Proposed revisions to capital-gains tax rules include removing the condition that investors be taxed when the key market index closes at 8,500 points or higher, and reducing the tax rate on investors with NT$1 billion or more in trading volume to 0.1 per cent from 2.25 per cent.
The measures await legislative approval, and might be passed in the current session, Jiang said.
"We are introducing these measures to bolster the economy as recent economic data failed to meet expectations," cabinet spokeswoman Cheng Li-wun said.
Taiwan's GDP grew 1.67 per cent in the three months to March from a year earlier, after expanding 3.97 per cent in the fourth quarter.
Ma has simplified investment procedures, reshuffled the government's top posts, resumed trade talks with the United States and sought closer ties with mainland China to revive his economic agenda.

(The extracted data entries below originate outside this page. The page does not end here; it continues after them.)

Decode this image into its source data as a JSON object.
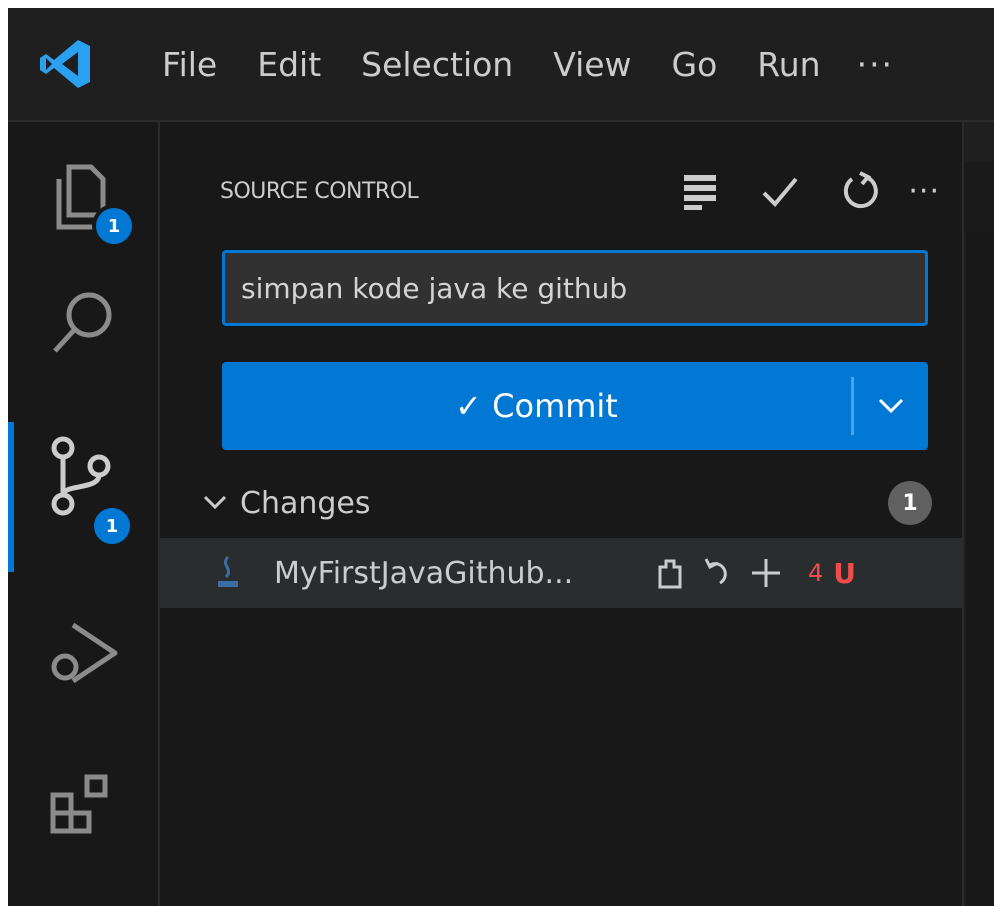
{
  "titlebar": {
    "logo_icon": "vscode-logo-icon",
    "menus": [
      "File",
      "Edit",
      "Selection",
      "View",
      "Go",
      "Run"
    ],
    "more": "···"
  },
  "activitybar": {
    "explorer_badge": "1",
    "scm_badge": "1",
    "accent": "#0078d4"
  },
  "panel": {
    "title": "SOURCE CONTROL",
    "header_icons": [
      "commit-graph-icon",
      "check-icon",
      "refresh-icon"
    ],
    "more": "···",
    "commit_message": "simpan kode java ke github",
    "commit_label": "✓ Commit",
    "changes_label": "Changes",
    "changes_count": "1",
    "file": {
      "name": "MyFirstJavaGithub...",
      "problems": "4",
      "status": "U",
      "status_color": "#f14c4c"
    }
  }
}
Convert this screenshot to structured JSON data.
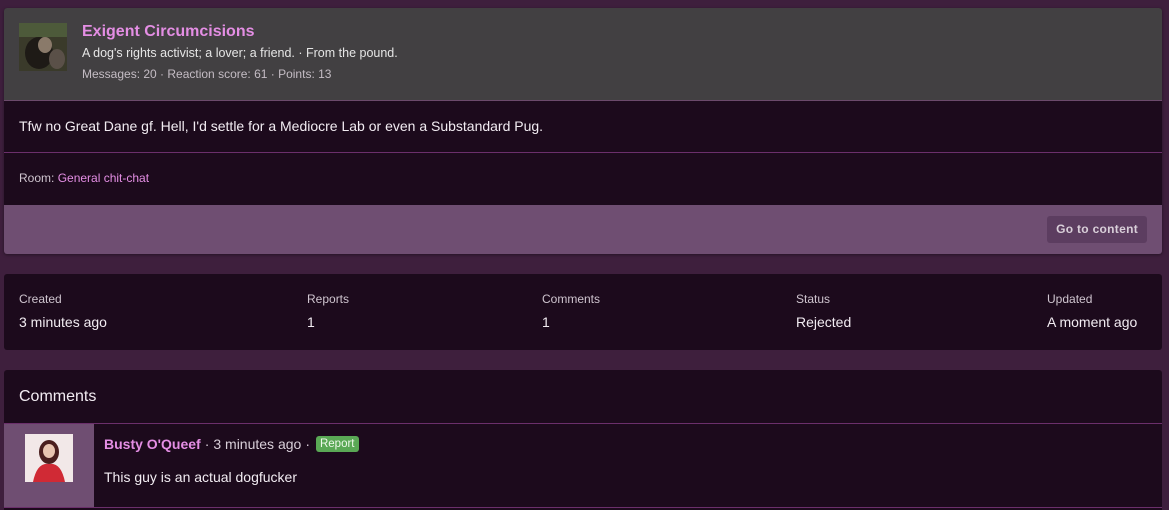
{
  "report": {
    "user": {
      "name": "Exigent Circumcisions",
      "title": "A dog's rights activist; a lover; a friend. · From the pound.",
      "stats": "Messages: 20 · Reaction score: 61 · Points: 13"
    },
    "message": "Tfw no Great Dane gf. Hell, I'd settle for a Mediocre Lab or even a Substandard Pug.",
    "room_label": "Room:",
    "room_link": "General chit-chat",
    "go_to_content": "Go to content"
  },
  "stats": [
    {
      "label": "Created",
      "value": "3 minutes ago"
    },
    {
      "label": "Reports",
      "value": "1"
    },
    {
      "label": "Comments",
      "value": "1"
    },
    {
      "label": "Status",
      "value": "Rejected"
    },
    {
      "label": "Updated",
      "value": "A moment ago"
    }
  ],
  "comments": {
    "title": "Comments",
    "items": [
      {
        "author": "Busty O'Queef",
        "time": "3 minutes ago",
        "badge": "Report",
        "text": "This guy is an actual dogfucker"
      }
    ]
  },
  "colors": {
    "accent": "#e48ee4",
    "badge": "#5aa855",
    "panel": "#1c0a1c",
    "footer": "#6f4e72"
  }
}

Taiwan's exports fell last month for a second time in four months, while an index showed manufacturing activity eased last month.
Beijing and Taipei would sign a service-trade agreement in the "near future", Wang Yu-chi, the minister of Taiwan's Mainland Affairs Council, said yesterday.
The two sides have signed 18 agreements since Ma took office in 2008.
"Given that the measures are coming just days after the government's GDP downgrade and given the still-sizeable challenges ahead for Taiwan exporters, I think growth is the overriding concern right now," said Donna Kwok, an HSBC economist.